Fortunately, the Titans’ defense broke down on Allen’s shovel pass to Isaiah McKenzie. The 46-yard play led to a short TD pass to roster promotee Duke Williams. Speaking of number 82…
The Duke makes his mark
While presumptive number three receiver, Zay Jones**, wasn’t targeted one time in Sunday’s victory, Duke Williams proved an integral part of the Bills’ close win.
A standout in the preseason, Williams was one of the Bills’ last preseason roster cuts. He was quickly signed to the practice squad, and was added to the 53-man roster 24 hours before the game.
Early on, Williams got some looks, and he finished with four catches including the winning TD grab. Williams may not be a speed guy, but he has a big body, soft hands, and is a great complement to the speedy Brown, and crafty slot receiver Cole Beasley.
With Jones’ role fading fast, Williams may have solidified the Bills’ number three receiver spot.
Special teams not on par with offense and defense
The Buffalo defense is number two in yards allowed, the offense is in the top-half of the league, but the special teams?
In the third phase of the game – and the least heralded – the Bills have been mediocre at best.
Special teams was the tangible difference between the Patriots and Bills last week, and it didn’t look much better this week.

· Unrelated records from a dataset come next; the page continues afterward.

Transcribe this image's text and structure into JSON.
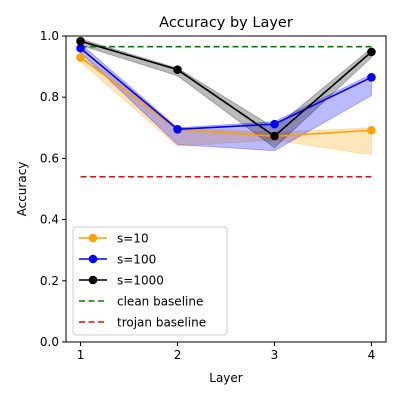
{
  "chart_data": {
    "type": "line",
    "title": "Accuracy by Layer",
    "xlabel": "Layer",
    "ylabel": "Accuracy",
    "x": [
      1,
      2,
      3,
      4
    ],
    "xlim": [
      0.85,
      4.15
    ],
    "ylim": [
      0.0,
      1.0
    ],
    "xticks": [
      "1",
      "2",
      "3",
      "4"
    ],
    "yticks": [
      "0.0",
      "0.2",
      "0.4",
      "0.6",
      "0.8",
      "1.0"
    ],
    "grid": false,
    "legend_position": "lower-left",
    "series": [
      {
        "name": "s=10",
        "color": "#ff9f00",
        "values": [
          0.93,
          0.695,
          0.672,
          0.692
        ],
        "band_lower": [
          0.915,
          0.64,
          0.66,
          0.612
        ],
        "band_upper": [
          0.945,
          0.7,
          0.685,
          0.7
        ]
      },
      {
        "name": "s=100",
        "color": "#0000ff",
        "values": [
          0.96,
          0.695,
          0.712,
          0.865
        ],
        "band_lower": [
          0.945,
          0.645,
          0.625,
          0.805
        ],
        "band_upper": [
          0.975,
          0.7,
          0.72,
          0.875
        ]
      },
      {
        "name": "s=1000",
        "color": "#000000",
        "values": [
          0.983,
          0.89,
          0.673,
          0.948
        ],
        "band_lower": [
          0.97,
          0.87,
          0.635,
          0.93
        ],
        "band_upper": [
          0.99,
          0.895,
          0.7,
          0.96
        ]
      }
    ],
    "baselines": [
      {
        "name": "clean baseline",
        "value": 0.965,
        "color": "#008000"
      },
      {
        "name": "trojan baseline",
        "value": 0.54,
        "color": "#ff0000"
      }
    ]
  }
}
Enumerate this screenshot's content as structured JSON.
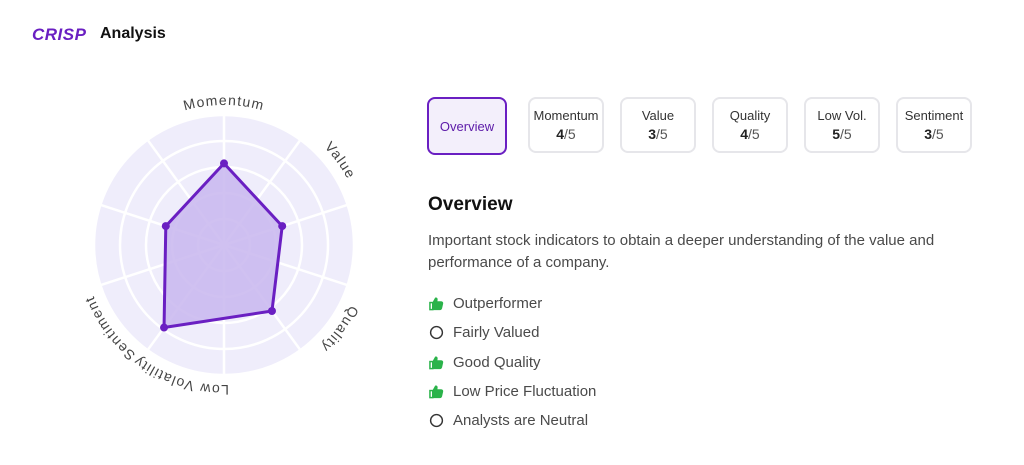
{
  "header": {
    "logo_text": "CRISP",
    "title": "Analysis"
  },
  "radar": {
    "axes": [
      "Momentum",
      "Value",
      "Quality",
      "Low Volatility",
      "Sentiment"
    ],
    "scores": [
      4,
      3,
      4,
      5,
      3
    ],
    "max_score": 5,
    "rings": 5
  },
  "tabs": [
    {
      "label": "Overview",
      "active": true
    },
    {
      "label": "Momentum",
      "score": "4",
      "of": "/5",
      "active": false
    },
    {
      "label": "Value",
      "score": "3",
      "of": "/5",
      "active": false
    },
    {
      "label": "Quality",
      "score": "4",
      "of": "/5",
      "active": false
    },
    {
      "label": "Low Vol.",
      "score": "5",
      "of": "/5",
      "active": false
    },
    {
      "label": "Sentiment",
      "score": "3",
      "of": "/5",
      "active": false
    }
  ],
  "overview": {
    "title": "Overview",
    "description": "Important stock indicators to obtain a deeper understanding of the value and performance of a company.",
    "indicators": [
      {
        "text": "Outperformer",
        "icon": "thumbs-up-icon"
      },
      {
        "text": "Fairly Valued",
        "icon": "circle-icon"
      },
      {
        "text": "Good Quality",
        "icon": "thumbs-up-icon"
      },
      {
        "text": "Low Price Fluctuation",
        "icon": "thumbs-up-icon"
      },
      {
        "text": "Analysts are Neutral",
        "icon": "circle-icon"
      }
    ]
  },
  "colors": {
    "brand": "#6a1fc2",
    "radar_bg": "#efedfb",
    "radar_fill": "#c8b6ee",
    "positive": "#2bb34a",
    "neutral": "#333333"
  }
}
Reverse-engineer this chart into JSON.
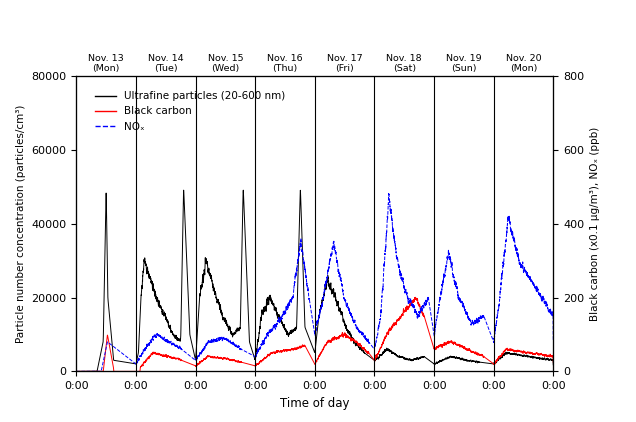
{
  "xlabel": "Time of day",
  "ylabel_left": "Particle number concentration (particles/cm³)",
  "ylabel_right": "Black carbon (x0.1 μg/m³), NOₓ (ppb)",
  "ylim_left": [
    0,
    80000
  ],
  "ylim_right": [
    0,
    800
  ],
  "yticks_left": [
    0,
    20000,
    40000,
    60000,
    80000
  ],
  "yticks_right": [
    0,
    200,
    400,
    600,
    800
  ],
  "days": [
    "Nov. 13\n(Mon)",
    "Nov. 14\n(Tue)",
    "Nov. 15\n(Wed)",
    "Nov. 16\n(Thu)",
    "Nov. 17\n(Fri)",
    "Nov. 18\n(Sat)",
    "Nov. 19\n(Sun)",
    "Nov. 20\n(Mon)"
  ],
  "legend_labels": [
    "Ultrafine particles (20-600 nm)",
    "Black carbon",
    "NOₓ"
  ],
  "xtick_labels": [
    "0:00",
    "0:00",
    "0:00",
    "0:00",
    "0:00",
    "0:00",
    "0:00",
    "0:00",
    "0:00"
  ],
  "background_color": "#ffffff",
  "total_minutes": 11520,
  "minutes_per_day": 1440,
  "scale_lr": 100
}
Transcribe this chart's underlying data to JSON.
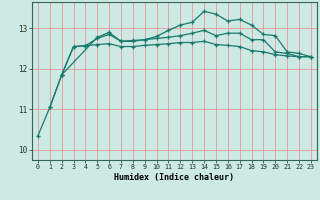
{
  "xlabel": "Humidex (Indice chaleur)",
  "bg_color": "#cde9e4",
  "grid_color": "#ee8888",
  "line_color": "#1a7a6e",
  "xlim": [
    -0.5,
    23.5
  ],
  "ylim": [
    9.75,
    13.65
  ],
  "xticks": [
    0,
    1,
    2,
    3,
    4,
    5,
    6,
    7,
    8,
    9,
    10,
    11,
    12,
    13,
    14,
    15,
    16,
    17,
    18,
    19,
    20,
    21,
    22,
    23
  ],
  "yticks": [
    10,
    11,
    12,
    13
  ],
  "series1_x": [
    0,
    1,
    2,
    3,
    4,
    5,
    6,
    7,
    8,
    9,
    10,
    11,
    12,
    13,
    14,
    15,
    16,
    17,
    18,
    19,
    20,
    21,
    22,
    23
  ],
  "series1_y": [
    10.35,
    11.05,
    11.85,
    12.55,
    12.57,
    12.6,
    12.62,
    12.55,
    12.55,
    12.58,
    12.6,
    12.62,
    12.65,
    12.65,
    12.68,
    12.6,
    12.58,
    12.55,
    12.45,
    12.42,
    12.35,
    12.32,
    12.3,
    12.3
  ],
  "series2_x": [
    2,
    3,
    4,
    5,
    6,
    7,
    8,
    9,
    10,
    11,
    12,
    13,
    14,
    15,
    16,
    17,
    18,
    19,
    20,
    21,
    22,
    23
  ],
  "series2_y": [
    11.85,
    12.55,
    12.57,
    12.75,
    12.85,
    12.68,
    12.7,
    12.72,
    12.75,
    12.78,
    12.82,
    12.88,
    12.95,
    12.82,
    12.88,
    12.88,
    12.72,
    12.72,
    12.42,
    12.38,
    12.3,
    12.3
  ],
  "series3_x": [
    1,
    2,
    5,
    6,
    7,
    8,
    9,
    10,
    11,
    12,
    13,
    14,
    15,
    16,
    17,
    18,
    19,
    20,
    21,
    22,
    23
  ],
  "series3_y": [
    11.05,
    11.85,
    12.78,
    12.9,
    12.68,
    12.68,
    12.72,
    12.8,
    12.95,
    13.08,
    13.15,
    13.42,
    13.35,
    13.18,
    13.22,
    13.08,
    12.85,
    12.82,
    12.42,
    12.38,
    12.3
  ]
}
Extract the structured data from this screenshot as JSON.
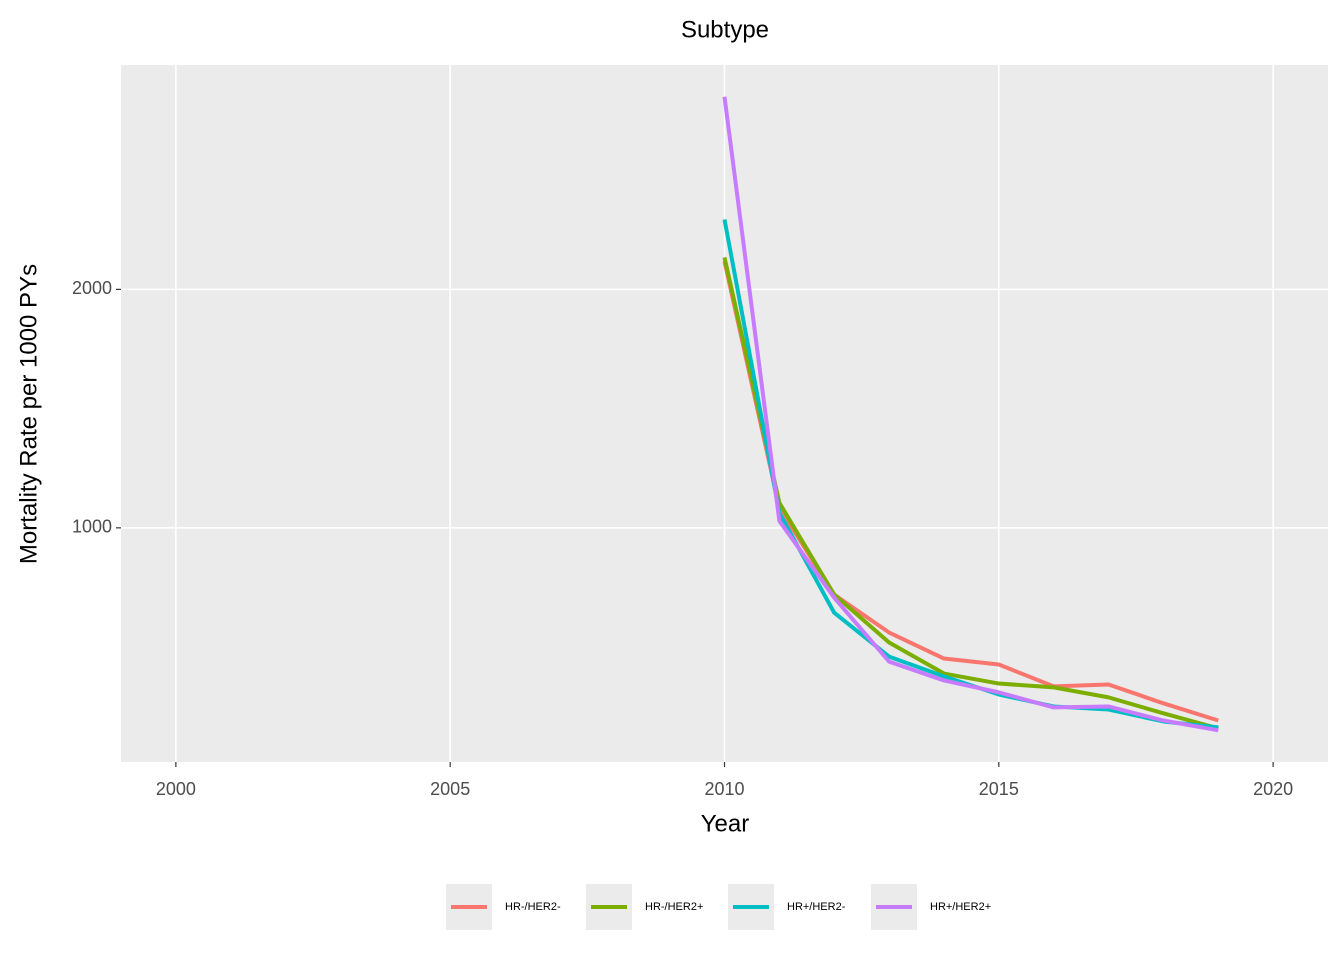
{
  "chart_data": {
    "type": "line",
    "title": "Subtype",
    "x_label": "Year",
    "y_label": "Mortality Rate per 1000 PYs",
    "x": [
      2010,
      2011,
      2012,
      2013,
      2014,
      2015,
      2016,
      2017,
      2018,
      2019
    ],
    "series": [
      {
        "name": "HR-/HER2-",
        "color": "#f8766d",
        "values": [
          2117,
          1084,
          720,
          561,
          452,
          427,
          335,
          343,
          264,
          192
        ]
      },
      {
        "name": "HR-/HER2+",
        "color": "#7cae00",
        "values": [
          2134,
          1105,
          720,
          519,
          389,
          347,
          331,
          289,
          222,
          159
        ]
      },
      {
        "name": "HR+/HER2-",
        "color": "#00bfc4",
        "values": [
          2293,
          1063,
          644,
          460,
          377,
          301,
          251,
          238,
          188,
          163
        ]
      },
      {
        "name": "HR+/HER2+",
        "color": "#c77cff",
        "values": [
          2808,
          1029,
          707,
          439,
          360,
          310,
          247,
          251,
          192,
          151
        ]
      }
    ],
    "xlim": [
      1999,
      2021
    ],
    "xticks": [
      2000,
      2005,
      2010,
      2015,
      2020
    ],
    "ylim": [
      18,
      2941
    ],
    "yticks": [
      1000,
      2000
    ],
    "grid": true,
    "legend": "bottom"
  }
}
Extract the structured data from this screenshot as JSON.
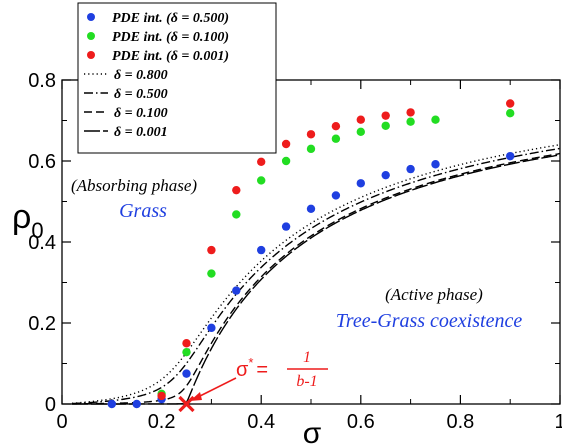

Punter Corey Bojorquez got off a couple of boomers, but they ended in dreaded touchbacks. And touchbacks are the equivalent of an unforced error: You didn’t force the opponent to return the ball; you didn’t give your special teams a chance to down the ball inside the 10; and touchbacks are terrible for the net punting.
Speaking of net punting, Buffalo was the worst in the league four games, and held the position after Sunday’s win.
Maybe you’re thinking: Who cares about net punting?
Coaches sure do.
Poor net punting, over the course of a game (or games) adds up to better field position for the opponent.
Statistically, Buffalo’s punt returners average 5.0 yards per return, while opponents come in at over 12 yards per punt return.
And, while Andre Roberts has sparked the Bills’ kickoff return game at 28 yards a return, Roberts has just four returns in five games. A lot of that may come from Buffalo not giving up scores, which lead to kickoffs.
Stephen Hauschka, the Bills’ money man on field goals the past two years, has only attempted six field goals through five games, while making four.
One common thread you see in all great teams is balance in all phases of the game. The Bills still have a long way to go to attain that balance.
**Local Buffalo websites are reporting that Zay Jones was traded to the Oakland Raiders Monday night.